Xmean = X – X.suggest(axis=0)

price = Xmean @ pca.components_[0]

pc1 = price.reshape(–1,1) @ pca.components_[0].reshape(1,–1)

Xremove = X – pc1

plt.decide(figsize=(8,6))

plt.scatter(Xremove[:,0], Xremove[:,1], c=y)

plt.xlabel(irisdata[“feature_names”][0])

plt.ylabel(irisdata[“feature_names”][1])

plt.title(“Two choices from the iris dataset after eradicating PC1”)

plt.current()

# Remove PC2

Xmean = X – X.suggest(axis=0)

price = Xmean @ pca.components_[1]

pc2 = price.reshape(–1,1) @ pca.components_[1].reshape(1,–1)

Xremove = Xremove – pc2

plt.decide(figsize=(8,6))

plt.scatter(Xremove[:,0], Xremove[:,1], c=y)

plt.xlabel(irisdata[“feature_names”][0])

plt.ylabel(irisdata[“feature_names”][1])

plt.title(“Two choices from the iris dataset after eradicating PC1 and PC2”)

plt.current()

# Remove PC3

Xmean = X – X.suggest(axis=0)

price = Xmean @ pca.components_[2]

pc3 = price.reshape(–1,1) @ pca.components_[2].reshape(1,–1)

Xremove = Xremove – pc3

plt.decide(figsize=(8,6))

plt.scatter(Xremove[:,0], Xremove[:,1], c=y)

plt.xlabel(irisdata[“feature_names”][0])

plt.ylabel(irisdata[“feature_names”][1])

plt.title(“Two choices from the iris dataset after eradicating PC1 to PC3”)

plt.current()

# Print the outlined variance ratio

print(“Explainedd variance ratios:”)

print(pca.explained_variance_ratio_)

# Split data

X_train, X_test, y_train, y_test = train_test_split(X, y, test_size=0.33)

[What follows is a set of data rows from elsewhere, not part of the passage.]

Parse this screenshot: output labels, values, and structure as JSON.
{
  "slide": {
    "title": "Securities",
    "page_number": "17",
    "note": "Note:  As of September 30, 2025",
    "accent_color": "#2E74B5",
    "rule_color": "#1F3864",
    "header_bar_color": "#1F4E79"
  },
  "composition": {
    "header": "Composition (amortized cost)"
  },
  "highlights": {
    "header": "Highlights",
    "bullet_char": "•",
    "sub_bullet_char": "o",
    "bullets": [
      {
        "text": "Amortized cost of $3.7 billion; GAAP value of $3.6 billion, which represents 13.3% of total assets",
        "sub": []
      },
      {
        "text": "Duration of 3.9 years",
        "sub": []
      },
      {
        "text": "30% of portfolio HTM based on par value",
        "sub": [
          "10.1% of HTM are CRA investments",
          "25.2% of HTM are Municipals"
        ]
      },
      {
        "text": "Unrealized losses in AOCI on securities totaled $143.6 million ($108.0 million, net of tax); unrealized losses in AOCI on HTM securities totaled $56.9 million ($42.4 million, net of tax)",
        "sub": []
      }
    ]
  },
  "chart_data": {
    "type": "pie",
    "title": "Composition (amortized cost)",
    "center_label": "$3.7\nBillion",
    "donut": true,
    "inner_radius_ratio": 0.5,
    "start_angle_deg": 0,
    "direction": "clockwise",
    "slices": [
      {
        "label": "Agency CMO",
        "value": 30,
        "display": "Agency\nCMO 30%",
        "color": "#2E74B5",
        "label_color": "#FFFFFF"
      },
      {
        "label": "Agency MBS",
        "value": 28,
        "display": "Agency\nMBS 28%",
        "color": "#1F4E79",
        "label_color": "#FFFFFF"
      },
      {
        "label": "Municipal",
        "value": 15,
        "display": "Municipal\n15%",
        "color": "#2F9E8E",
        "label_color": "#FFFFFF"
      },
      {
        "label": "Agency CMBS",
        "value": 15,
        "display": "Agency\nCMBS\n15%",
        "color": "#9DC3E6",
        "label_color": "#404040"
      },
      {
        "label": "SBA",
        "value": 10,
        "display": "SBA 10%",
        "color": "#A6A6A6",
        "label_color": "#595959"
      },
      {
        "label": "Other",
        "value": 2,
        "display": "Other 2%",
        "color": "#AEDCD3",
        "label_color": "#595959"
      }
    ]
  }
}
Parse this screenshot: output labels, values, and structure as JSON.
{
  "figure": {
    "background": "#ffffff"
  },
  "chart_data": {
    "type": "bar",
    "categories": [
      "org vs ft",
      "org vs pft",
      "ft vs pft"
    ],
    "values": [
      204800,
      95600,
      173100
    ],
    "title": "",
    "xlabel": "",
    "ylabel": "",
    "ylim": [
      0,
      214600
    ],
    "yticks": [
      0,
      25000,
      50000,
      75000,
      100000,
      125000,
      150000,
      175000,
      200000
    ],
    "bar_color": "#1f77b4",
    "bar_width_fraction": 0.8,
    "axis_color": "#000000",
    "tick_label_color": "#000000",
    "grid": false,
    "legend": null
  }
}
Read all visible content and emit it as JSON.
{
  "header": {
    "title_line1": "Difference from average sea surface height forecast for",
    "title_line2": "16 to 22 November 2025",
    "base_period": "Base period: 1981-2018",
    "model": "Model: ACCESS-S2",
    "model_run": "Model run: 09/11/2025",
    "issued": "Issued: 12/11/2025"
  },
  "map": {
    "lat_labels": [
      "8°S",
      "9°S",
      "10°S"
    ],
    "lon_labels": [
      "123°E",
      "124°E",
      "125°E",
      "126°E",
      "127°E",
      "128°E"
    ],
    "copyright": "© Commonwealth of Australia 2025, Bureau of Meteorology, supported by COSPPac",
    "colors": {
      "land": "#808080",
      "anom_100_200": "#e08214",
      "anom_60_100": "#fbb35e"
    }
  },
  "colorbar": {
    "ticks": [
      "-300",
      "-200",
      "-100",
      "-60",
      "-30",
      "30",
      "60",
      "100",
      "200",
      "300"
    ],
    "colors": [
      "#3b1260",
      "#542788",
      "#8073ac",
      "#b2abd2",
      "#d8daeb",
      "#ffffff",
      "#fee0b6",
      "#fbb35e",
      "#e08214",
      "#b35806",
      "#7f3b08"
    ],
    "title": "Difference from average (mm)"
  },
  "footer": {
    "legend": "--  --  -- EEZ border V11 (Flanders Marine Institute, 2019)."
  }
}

# Run classifer on all choices

clf = SVC(kernel=“linear”, gamma=‘auto’).match(X_train, y_train)

print(“Using all choices, accuracy: “, clf.ranking(X_test, y_test))

print(“Using all choices, F1: “, f1_score(y_test, clf.predict(X_test), widespread=“macro”))

# Run classifier on PC1

suggest = X_train.suggest(axis=0)

X_train2 = X_train – suggest

X_train2 = (X_train2 @ pca.components_[0]).reshape(–1,1)

clf = SVC(kernel=“linear”, gamma=‘auto’).match(X_train2, y_train)

X_test2 = X_test – suggest

X_test2 = (X_test2 @ pca.components_[0]).reshape(–1,1)

print(“Using PC1, accuracy: “, clf.ranking(X_test2, y_test))

print(“Using PC1, F1: “, f1_score(y_test, clf.predict(X_test2), widespread=“macro”))

Further learning

This half provides additional property on the topic if you happen to’re making an attempt to go deeper.

Books

Deep Learning

Tutorials

How to Calculate Principal Component Analysis (PCA) from Scratch in Python
Principal Component Analysis for Dimensionality Reduction in Python

APIs

Summary

In this tutorial, you discovered discover ways to visualize data using principal component analysis.

Specifically, you found:

Visualize a extreme dimensional dataset in 2D using PCA
How to utilize the plot in PCA dimensions to help choosing a suitable machine learning model
How to observe the outlined variance ratio of PCA
What the outlined variance ratio means for machine learning

Search This Blog

Solution Desk

Why Does My Snapchat AI Have a Story? Has Snapchat AI Been Hacked?